記事によると、復帰まで4~5ヶ月とありますが、よほど順調にいって、再度傷めたりしない場合、ということでしょう。
かつて西岡利晃が、ウィラポンとの二戦目から三戦目の間にアキレス腱断裂したときは、二度目の断裂があって、ブランクがさらに長引いたそうです。
その後西岡はウィラポンとの三、四戦目に勝てず(一分一敗)、スーパーバンタムでの戴冠には、さらに年月を要しました。
今から思えば、挫折した早熟の天才が、よくぞその後に、大器晩成というべき成功に辿り着けたものだなあ、と感心するしかない、それが西岡利晃のキャリアです。

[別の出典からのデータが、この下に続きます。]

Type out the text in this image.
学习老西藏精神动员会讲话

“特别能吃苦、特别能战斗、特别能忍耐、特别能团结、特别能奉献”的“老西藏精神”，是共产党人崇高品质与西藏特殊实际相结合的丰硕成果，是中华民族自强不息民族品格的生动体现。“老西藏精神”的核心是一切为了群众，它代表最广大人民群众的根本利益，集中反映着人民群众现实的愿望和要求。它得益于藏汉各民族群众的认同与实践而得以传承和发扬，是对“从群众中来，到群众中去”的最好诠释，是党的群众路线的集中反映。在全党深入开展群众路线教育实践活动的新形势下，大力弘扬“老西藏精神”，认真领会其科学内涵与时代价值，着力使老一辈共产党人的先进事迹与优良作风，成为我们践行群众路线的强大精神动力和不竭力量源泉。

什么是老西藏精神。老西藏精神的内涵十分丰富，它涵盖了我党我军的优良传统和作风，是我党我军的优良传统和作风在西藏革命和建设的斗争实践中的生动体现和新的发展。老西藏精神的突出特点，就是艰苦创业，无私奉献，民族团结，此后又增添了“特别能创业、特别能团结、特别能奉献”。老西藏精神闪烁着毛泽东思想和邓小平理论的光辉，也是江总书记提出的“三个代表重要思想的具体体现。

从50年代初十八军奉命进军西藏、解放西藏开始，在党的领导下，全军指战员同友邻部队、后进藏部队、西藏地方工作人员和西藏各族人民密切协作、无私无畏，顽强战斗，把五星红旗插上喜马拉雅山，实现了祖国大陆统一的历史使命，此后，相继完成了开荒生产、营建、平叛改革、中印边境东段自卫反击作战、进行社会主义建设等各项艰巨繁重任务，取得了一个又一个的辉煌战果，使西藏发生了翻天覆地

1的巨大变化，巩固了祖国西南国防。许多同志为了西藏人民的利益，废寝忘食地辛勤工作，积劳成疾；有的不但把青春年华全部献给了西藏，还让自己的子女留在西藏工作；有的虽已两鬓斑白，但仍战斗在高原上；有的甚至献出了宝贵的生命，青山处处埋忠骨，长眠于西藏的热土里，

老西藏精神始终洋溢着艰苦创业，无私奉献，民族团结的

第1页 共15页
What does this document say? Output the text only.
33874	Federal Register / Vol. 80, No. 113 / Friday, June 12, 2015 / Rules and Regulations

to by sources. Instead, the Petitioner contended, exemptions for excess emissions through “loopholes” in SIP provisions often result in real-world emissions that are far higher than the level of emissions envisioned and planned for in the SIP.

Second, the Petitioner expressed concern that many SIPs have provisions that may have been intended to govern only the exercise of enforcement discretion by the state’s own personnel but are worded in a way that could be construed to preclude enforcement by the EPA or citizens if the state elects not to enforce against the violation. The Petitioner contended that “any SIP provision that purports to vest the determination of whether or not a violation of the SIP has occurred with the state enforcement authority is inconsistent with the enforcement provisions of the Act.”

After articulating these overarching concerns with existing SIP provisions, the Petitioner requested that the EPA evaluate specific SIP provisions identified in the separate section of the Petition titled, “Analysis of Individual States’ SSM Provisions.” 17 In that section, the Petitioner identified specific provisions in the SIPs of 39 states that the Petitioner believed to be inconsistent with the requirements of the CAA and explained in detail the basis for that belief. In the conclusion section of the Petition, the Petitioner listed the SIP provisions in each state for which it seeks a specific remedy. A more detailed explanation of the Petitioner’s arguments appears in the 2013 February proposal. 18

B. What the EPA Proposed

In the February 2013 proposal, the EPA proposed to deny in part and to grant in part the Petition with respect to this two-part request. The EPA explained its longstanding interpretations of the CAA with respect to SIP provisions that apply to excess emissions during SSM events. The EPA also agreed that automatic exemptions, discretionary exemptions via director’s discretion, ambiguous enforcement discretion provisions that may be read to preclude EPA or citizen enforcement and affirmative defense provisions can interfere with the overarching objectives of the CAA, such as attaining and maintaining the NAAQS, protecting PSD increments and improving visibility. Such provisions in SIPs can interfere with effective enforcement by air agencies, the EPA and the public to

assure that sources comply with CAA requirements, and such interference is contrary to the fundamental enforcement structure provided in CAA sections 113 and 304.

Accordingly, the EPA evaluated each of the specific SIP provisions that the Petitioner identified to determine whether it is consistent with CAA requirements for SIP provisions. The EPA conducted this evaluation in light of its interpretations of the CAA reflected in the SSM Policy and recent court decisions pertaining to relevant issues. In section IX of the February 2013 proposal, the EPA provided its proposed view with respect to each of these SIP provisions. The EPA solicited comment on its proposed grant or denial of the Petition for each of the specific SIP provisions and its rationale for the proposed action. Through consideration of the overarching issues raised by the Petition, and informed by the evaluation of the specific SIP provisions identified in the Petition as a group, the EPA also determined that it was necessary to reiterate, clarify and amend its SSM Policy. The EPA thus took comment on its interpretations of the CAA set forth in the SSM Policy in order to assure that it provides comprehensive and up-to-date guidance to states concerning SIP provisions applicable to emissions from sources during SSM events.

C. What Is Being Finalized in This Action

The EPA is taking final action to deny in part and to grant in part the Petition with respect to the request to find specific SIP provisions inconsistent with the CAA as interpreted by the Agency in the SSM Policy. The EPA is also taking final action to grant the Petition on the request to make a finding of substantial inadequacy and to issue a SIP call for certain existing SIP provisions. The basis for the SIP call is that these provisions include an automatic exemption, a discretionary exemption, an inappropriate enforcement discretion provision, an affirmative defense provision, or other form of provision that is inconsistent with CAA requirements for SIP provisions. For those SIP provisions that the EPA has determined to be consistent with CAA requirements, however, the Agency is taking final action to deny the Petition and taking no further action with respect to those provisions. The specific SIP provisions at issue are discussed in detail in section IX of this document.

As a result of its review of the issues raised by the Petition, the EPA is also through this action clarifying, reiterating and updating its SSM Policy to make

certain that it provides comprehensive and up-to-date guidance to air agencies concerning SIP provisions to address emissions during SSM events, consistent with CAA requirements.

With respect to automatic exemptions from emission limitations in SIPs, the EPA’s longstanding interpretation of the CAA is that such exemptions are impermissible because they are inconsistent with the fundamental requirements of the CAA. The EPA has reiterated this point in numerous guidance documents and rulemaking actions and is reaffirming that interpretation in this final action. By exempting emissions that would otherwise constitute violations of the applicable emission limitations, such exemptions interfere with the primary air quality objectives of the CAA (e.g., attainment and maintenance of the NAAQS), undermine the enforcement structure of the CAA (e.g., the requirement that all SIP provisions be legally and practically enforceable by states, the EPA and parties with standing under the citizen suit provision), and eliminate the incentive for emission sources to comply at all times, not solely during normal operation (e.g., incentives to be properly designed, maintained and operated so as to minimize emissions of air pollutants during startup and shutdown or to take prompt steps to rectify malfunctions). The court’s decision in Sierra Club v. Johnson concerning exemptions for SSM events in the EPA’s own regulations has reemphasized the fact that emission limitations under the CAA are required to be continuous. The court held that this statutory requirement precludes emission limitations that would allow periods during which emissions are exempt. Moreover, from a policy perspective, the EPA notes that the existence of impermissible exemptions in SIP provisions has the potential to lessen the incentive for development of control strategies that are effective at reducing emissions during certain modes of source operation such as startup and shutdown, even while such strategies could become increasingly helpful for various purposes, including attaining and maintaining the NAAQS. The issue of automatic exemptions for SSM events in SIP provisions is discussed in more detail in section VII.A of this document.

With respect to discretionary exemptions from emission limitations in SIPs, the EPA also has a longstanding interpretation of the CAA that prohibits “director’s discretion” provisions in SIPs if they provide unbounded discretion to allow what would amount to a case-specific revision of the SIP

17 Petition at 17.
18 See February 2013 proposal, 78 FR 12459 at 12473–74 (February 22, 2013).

しかも、単に試合でかなわぬ相手がいたというのみならず、選手生命に関わる大怪我を負うという試練が、そこに加わったのに。
それを乗り越えられたのは、もちろん本人の不屈の闘志、不断の努力あればこそ、なのでしょう。
しかし、帝拳ジムによる様々な支え...苦しい試合もありつつ、無冠戦の数をコンスタントにこなし、その中でスタイルや闘い方を微調整した上で、世界戦の機会を待てたことが、その闘志と努力を成功に繋げられた、大きな要因でした。
話は戻って矢吹ですが、これまた記事によると、8月にエステバン・ベルムデスとの試合が決まっていた、とありまして、まだ発表はされてなかったと思うのですが、当然中止。
京口紘人と闘った元WBA王者との一戦は、海外の世界ランカーと三連戦、という試合で、意欲的なマッチメイクと言えるものだっただけに、これも残念です。
今回、手術が無事成功し、順調に回復した後に、矢吹正道が西岡利晃のような「復活」劇の主役となるには、実力を維持し、スタイルの調整をするための試合数が確保出来ること、等々、単に矢吹というボクサーひとりでは負いきれない部分が必要になってくるだろう、と思います。
幸いにして、彼に対するジム側、後援者などを含めた体制は、マッチメイク等に関して、前向きなものが見えるだけに、その部分にも期待していいのでは、と思うのですが。
しかし、世界ランクも落ちるでしょうし、長引けば、ほとんどイチからやり直し、という感じになるかもしれません。階級変更も考慮せねばならないかも。
そうなれば、まさに試練、茨の道です。
とにかく、今は手術が成功し、順調に回復するよう願うばかり、ですね。